Some time last week, while I was at Eagle Engraving, Laurie handed me a single letter-sized sheet of thick paper. I thought it was paper, anyway. It turned out to be a sheet of inkjet-printable flexible magnet that could be laser cut cleanly. It was a sample given to her by a supplier on his recent visit to the shop, but she thought I’d get more use out of it than they would so I inherited this new material. I was genuinely curious about how it would process, so I knew it’d be this week’s project here!
Later on, Will helped me focus the project. He’s “that guy that does stuff” at Eagle, and he’s every bit as much a prisoner to video game nostalgia as I am.
“What should I cut out of this stuff?” I asked.
“You really can’t guess what my answer to that is?” he replied. I glanced at his monitor, absolutely riddled with little blue pixel robots.
“I don’t know!” came out instinctively, but my brain caught up to what I was looking at and I added, “Mega Man?”
“There you go.”
It didn’t take me long to settle on Robot Master faces, as seen on the stage select screens of, in particular, Mega Man 1–6. I ran an initial test on just the first game, but it was successful enough that I filled the rest of the sheet with all 46 classic NES robot masters. For a short while I thought about adding Mega Man 9 and 10, retro-style sequels that came out only a few years ago, and I briefly flirted with using fan-made 8-bit recreations of the portraits from Mega Man 7 and 8. Unfortunately, I only had one sheet!

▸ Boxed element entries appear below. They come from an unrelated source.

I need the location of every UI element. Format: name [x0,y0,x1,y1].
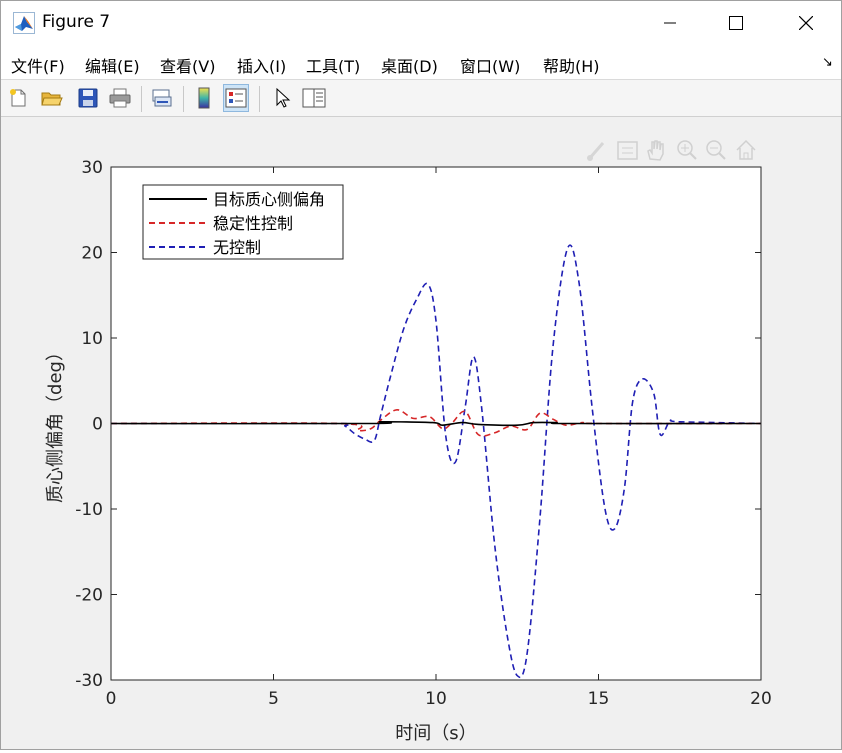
menu-insert[interactable]: 插入(I) [237,53,286,77]
x-tick-label: 10 [425,689,447,709]
property-inspector-icon [302,88,326,108]
pan-icon[interactable] [647,140,664,161]
x-tick-label: 0 [106,689,117,709]
toolbar-separator [141,86,142,112]
print-button[interactable] [107,84,133,112]
edit-plot-button[interactable] [269,84,295,112]
legend-label: 目标质心侧偏角 [213,190,325,209]
open-folder-icon [41,92,63,106]
zoom-out-icon[interactable] [706,140,726,160]
toolbar-separator [259,86,260,112]
menu-help[interactable]: 帮助(H) [543,53,600,77]
minimize-icon [664,22,676,24]
data-tips-icon[interactable] [617,141,638,160]
insert-colorbar-button[interactable] [191,84,217,112]
insert-legend-button[interactable] [223,84,249,112]
x-tick-label: 5 [268,689,279,709]
arrow-pointer-icon [276,87,291,108]
new-figure-button[interactable] [5,84,31,112]
toolbar-separator [183,86,184,112]
menu-window[interactable]: 窗口(W) [460,53,520,77]
menu-view[interactable]: 查看(V) [160,53,215,77]
brush-icon[interactable] [587,142,605,161]
save-icon [78,88,98,108]
menu-desktop[interactable]: 桌面(D) [381,53,438,77]
legend-label: 无控制 [213,238,261,257]
menu-tools[interactable]: 工具(T) [306,53,360,77]
y-tick-label: 10 [81,329,103,349]
matlab-icon [13,12,35,34]
y-tick-label: 20 [81,244,103,264]
menu-file[interactable]: 文件(F) [11,53,65,77]
axes-toolbar [587,139,756,161]
link-plot-icon [152,89,172,107]
y-tick-label: -30 [75,671,103,691]
colorbar-icon [198,87,210,109]
save-button[interactable] [75,84,101,112]
legend-icon [225,88,247,108]
property-inspector-button[interactable] [301,84,327,112]
menu-edit[interactable]: 编辑(E) [85,53,140,77]
print-icon [109,88,131,108]
y-tick-label: -10 [75,500,103,520]
title-bar: Figure 7 [1,1,841,45]
zoom-in-icon[interactable] [677,140,697,160]
home-icon[interactable] [736,139,756,160]
y-tick-label: 0 [92,415,103,435]
x-tick-label: 20 [750,689,772,709]
y-tick-label: 30 [81,158,103,178]
legend-label: 稳定性控制 [213,214,293,233]
menu-dock-arrow-icon[interactable]: ↘ [822,55,833,70]
figure-canvas: 0 5 10 15 20 30 20 10 0 -10 -20 -30 目标质心侧偏角 稳定性控制无控… [1,117,841,749]
chart-svg: 0 5 10 15 20 30 20 10 0 -10 -20 -30 目标质心侧偏角稳定性控制无控… [45,139,772,744]
minimize-button[interactable] [647,1,693,45]
menu-bar: 文件(F) 编辑(E) 查看(V) 插入(I) 工具(T) 桌面(D) 窗口(W… [1,45,841,80]
close-button[interactable] [783,1,829,45]
open-file-button[interactable] [39,84,65,112]
new-file-icon [10,89,26,107]
legend[interactable]: 目标质心侧偏角稳定性控制无控制 [142,184,344,260]
maximize-button[interactable] [713,1,759,45]
maximize-icon [729,16,743,30]
x-axis-label: 时间（s） [395,723,476,744]
y-tick-label: -20 [75,586,103,606]
figure-toolbar [1,80,841,117]
x-tick-label: 15 [588,689,610,709]
close-icon [799,16,813,30]
window-title: Figure 7 [42,12,111,32]
figure-window: Figure 7 文件(F) 编辑(E) 查看(V) 插入(I) 工具(T) 桌… [0,0,842,750]
link-plot-button[interactable] [149,84,175,112]
y-axis-label: 质心侧偏角（deg） [45,343,66,503]
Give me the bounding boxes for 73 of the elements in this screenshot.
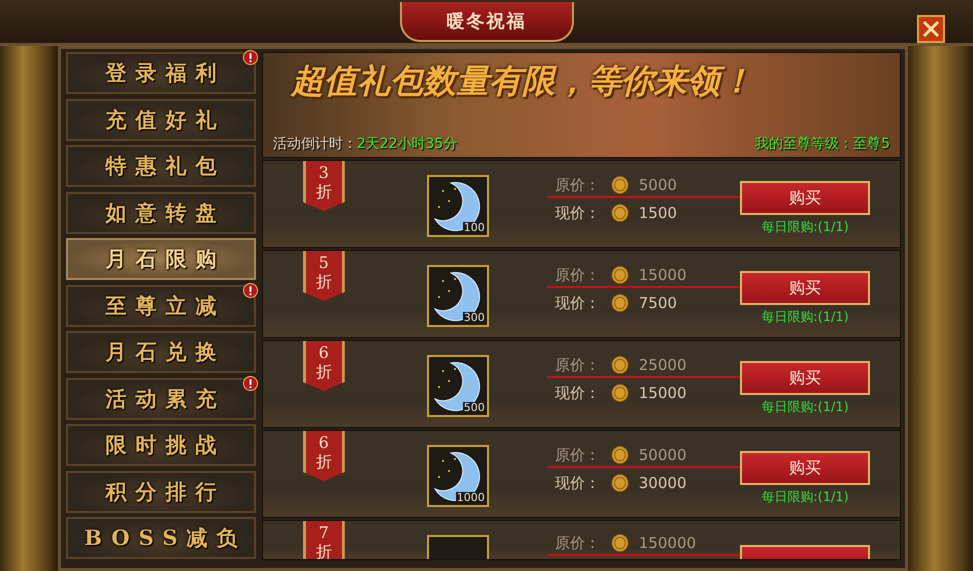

Design was mostly simple, isolating the individual portrait frames from their respective games’ stage selection screens and then tracing them with a cut line. Each game has a different look to the frames, and I wanted to make sure that the laser cut matched the style of the frame. I even made sure to account for the one single robot whose head sticks outside of his frame: Quick Man’s boomerang head piece. It added four pixels that I’ve cut faithfully!
Laser cutting the printed page was relatively pain free for two reasons: the minimal thickness of the material meant I didn’t have to spend too much time dialing in power and speed settings, and I employed a registration mark system to help align the printed graphics to the laser cut lines. Black outline targets are printed on the four corners of the sheet, and I enable a red dot pointer that matches where the (otherwise invisible) laser would cut so that I could watch it trace a vector engraving path on those targets. If you look closely, you can see that the registration wasn’t perfect, but it was far better than I could have achieved without using those marks.
The final result sure looks good! Unfortunately, the material is so incredibly thin that the magnets won’t hold anything up except themselves; don’t expect to leave a grocery list on your fridge with one of these. They also suffer from an issue any inkjet print will: they’re not waterproof. The print didn’t run at all, which was a shock to me, but when Fire Man was doused with a few drops of water, his papery surface blistered up a bit and discolored. He’s never been a fan of cold stuff.
By the way, if you ever want to know which Robot Master to take out first in your game, I highlighted each one with the selection graphics from their respective games. Thanks to Miranda Paugh and her site, The Mega Man Home Page, for boss order tips!